EUROPE - Several parts of the EMIR regulation on over-the-counter (OTC) derivatives should be revised and the timeline for introducing the new measures extended, the Dutch Pension Federation has said.

Following the temporary exemption for pension schemes from the EMIR regulation, pension fund representatives were invited to respond to the consultation paper on the draft technical standards of the directive launched by the European Securities and Markets Authority (ESMA) last month.

In its response to the consultation paper, the Pension Federation said it "strongly" supported all rules and regulations with respect to OTC derivatives incorporated within the EMIR.

However, it argued that several amendments should be made to the technical standards of the directive.

Among the 83 questions raised by ESMA in the consultation paper, one in particular could be a source of concerns for some pension schemes.

In question number 13, ESMA asked what period of time should be considered for reporting unconfirmed OTC derivatives to the competent authorities.

One Dutch response to the consultation - prepared jointly by the Pension Federation, APG, PGGM and MN - highlighted the concerns of local pension funds over the disclosure of information when reporting unconfirmed OTC derivatives.

They point out that some schemes have large positions that must be placed in the market gradually over a number of days, adding that any unconfirmed trade reporting would cause information leakage.

They therefore argue that the confidentiality of pension funds' trade information should be guaranteed.

Gerard Riemen, director of the Pension Federation, said: "Due to our very large and one-sided OTC derivatives positions, immediate disclosure of the data in respect of our positions to our competitors and/or other market participants will have severe adverse effects on our ability to trade and our possibility to hedge liabilities.

"Our competitors and other market participants may use our position data to plan their trades, which could be extremely harmful for us."

Riemen went on to say that immediate public disclosure of Dutch pension funds' position data could lead to "front-running" by market participants that are aware of the large transaction volume.

"For these reasons," he said, "OTC derivatives-position data should only be disclosed to the public on an aggregated basis and with an appropriate delay period."

The Pension Federation also underlined the importance of acknowledging the interests of buy-side clients such as pension schemes in relation to the governance of central counterparties' (CCPs).

Riemen said: "We feel it should at least be ensured that buy-side clients have a meaningful representation in the risk committee or board of a CCP."

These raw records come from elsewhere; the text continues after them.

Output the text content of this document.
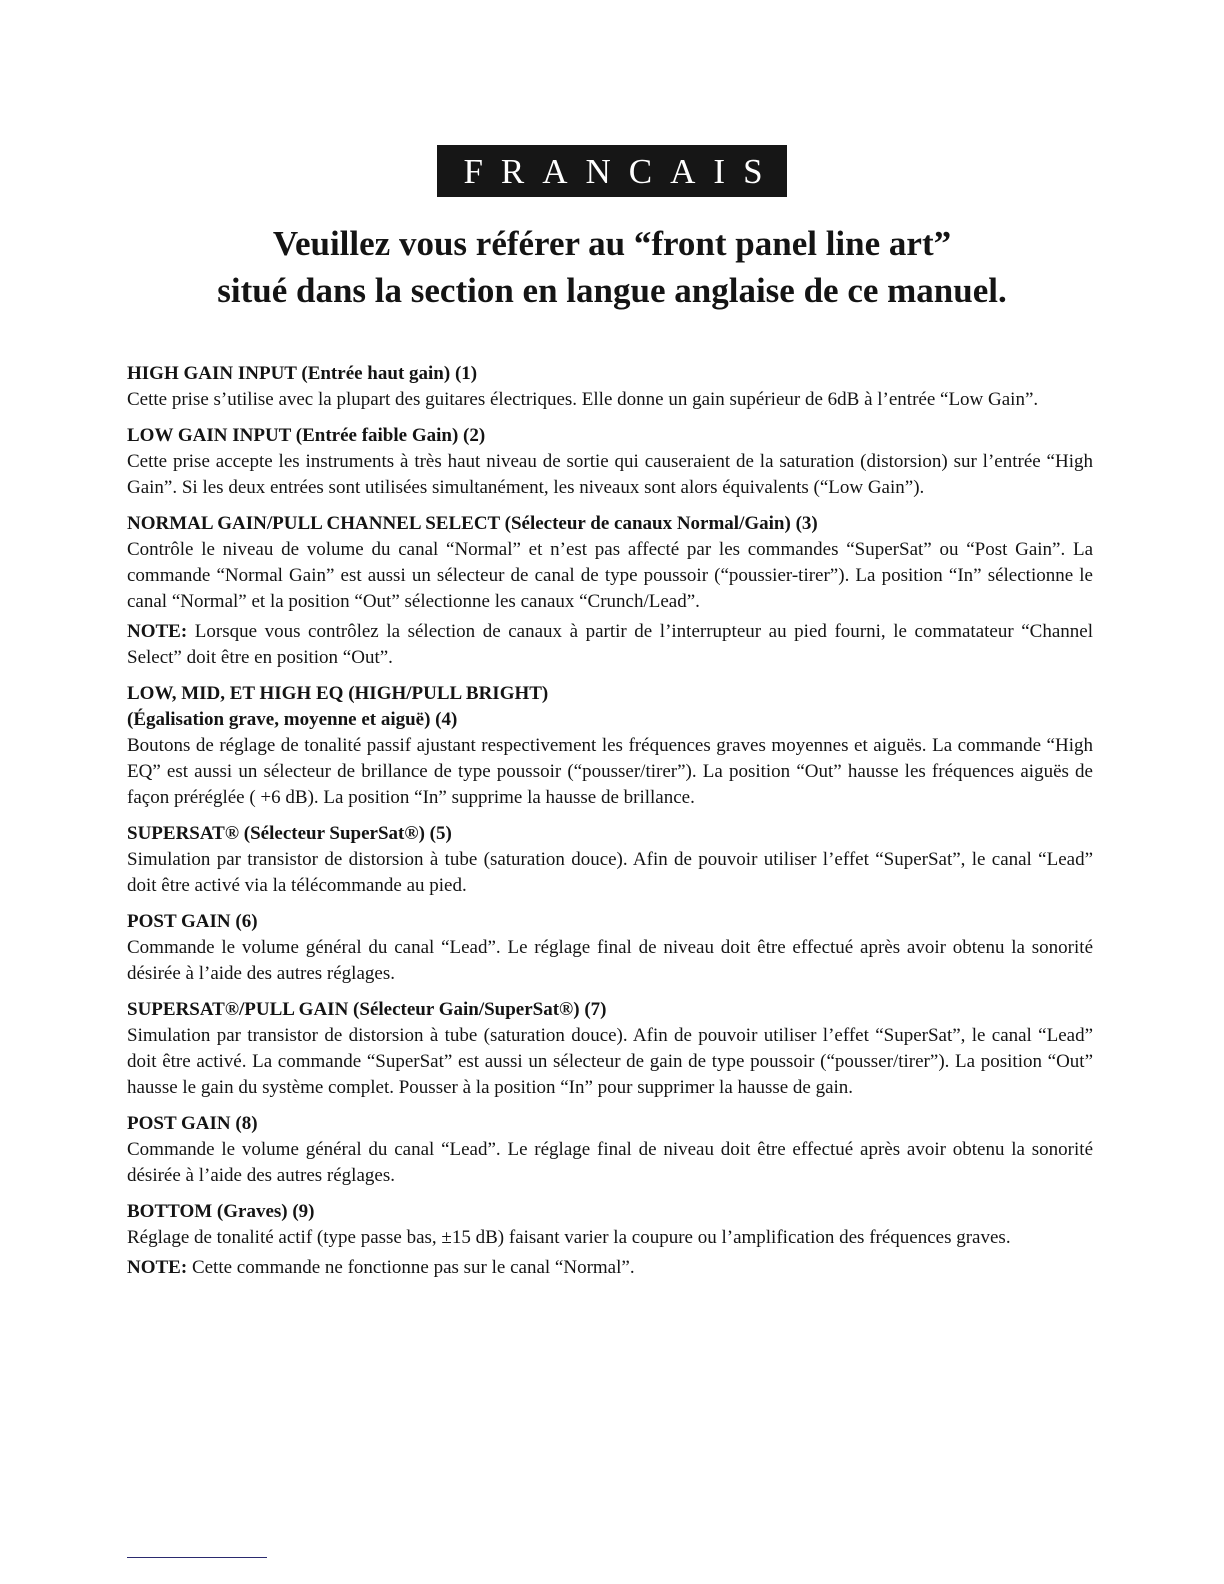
FRANCAIS
Veuillez vous référer au “front panel line art”
situé dans la section en langue anglaise de ce manuel.
HIGH GAIN INPUT (Entrée haut gain) (1)
Cette prise s’utilise avec la plupart des guitares électriques. Elle donne un gain supérieur de 6dB à l’entrée “Low Gain”.
LOW GAIN INPUT (Entrée faible Gain) (2)
Cette prise accepte les instruments à très haut niveau de sortie qui causeraient de la saturation (distorsion) sur l’entrée “High Gain”. Si les deux entrées sont utilisées simultanément, les niveaux sont alors équivalents (“Low Gain”).
NORMAL GAIN/PULL CHANNEL SELECT (Sélecteur de canaux Normal/Gain) (3)
Contrôle le niveau de volume du canal “Normal” et n’est pas affecté par les commandes “SuperSat” ou “Post Gain”. La commande “Normal Gain” est aussi un sélecteur de canal de type poussoir (“poussier-tirer”). La position “In” sélectionne le canal “Normal” et la position “Out” sélectionne les canaux “Crunch/Lead”.
NOTE: Lorsque vous contrôlez la sélection de canaux à partir de l’interrupteur au pied fourni, le commatateur “Channel Select” doit être en position “Out”.
LOW, MID, ET HIGH EQ (HIGH/PULL BRIGHT)
(Égalisation grave, moyenne et aiguë) (4)
Boutons de réglage de tonalité passif ajustant respectivement les fréquences graves moyennes et aiguës. La commande “High EQ” est aussi un sélecteur de brillance de type poussoir (“pousser/tirer”). La position “Out” hausse les fréquences aiguës de façon préréglée ( +6 dB). La position “In” supprime la hausse de brillance.
SUPERSAT® (Sélecteur SuperSat®) (5)
Simulation par transistor de distorsion à tube (saturation douce). Afin de pouvoir utiliser l’effet “SuperSat”, le canal “Lead” doit être activé via la télécommande au pied.
POST GAIN (6)
Commande le volume général du canal “Lead”. Le réglage final de niveau doit être effectué après avoir obtenu la sonorité désirée à l’aide des autres réglages.
SUPERSAT®/PULL GAIN (Sélecteur Gain/SuperSat®) (7)
Simulation par transistor de distorsion à tube (saturation douce). Afin de pouvoir utiliser l’effet “SuperSat”, le canal “Lead” doit être activé. La commande “SuperSat” est aussi un sélecteur de gain de type poussoir (“pousser/tirer”). La position “Out” hausse le gain du système complet. Pousser à la position “In” pour supprimer la hausse de gain.
POST GAIN (8)
Commande le volume général du canal “Lead”. Le réglage final de niveau doit être effectué après avoir obtenu la sonorité désirée à l’aide des autres réglages.
BOTTOM (Graves) (9)
Réglage de tonalité actif (type passe bas, ±15 dB) faisant varier la coupure ou l’amplification des fréquences graves.
NOTE: Cette commande ne fonctionne pas sur le canal “Normal”.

According to the Pension Federation, buy-side clients should also be involved in the procedure to amend existing documentation and pricing, while information should be equally and fairly disseminated and disclosed to clearing members and their clients.

It also sought to remind ESMA and the European Commission that the proposed technical standards could not be implemented within a short timeframe.

ESMA launched its consultation paper on the draft technical standards for the regulation on OTC derivatives, CCPs and trade repositories last month, setting the deadline for 19 March.

The European authority is reported to have received more than 100 responses from banks, asset managers, pension fund representatives, insurance companies, issuers, consultants and broking firms.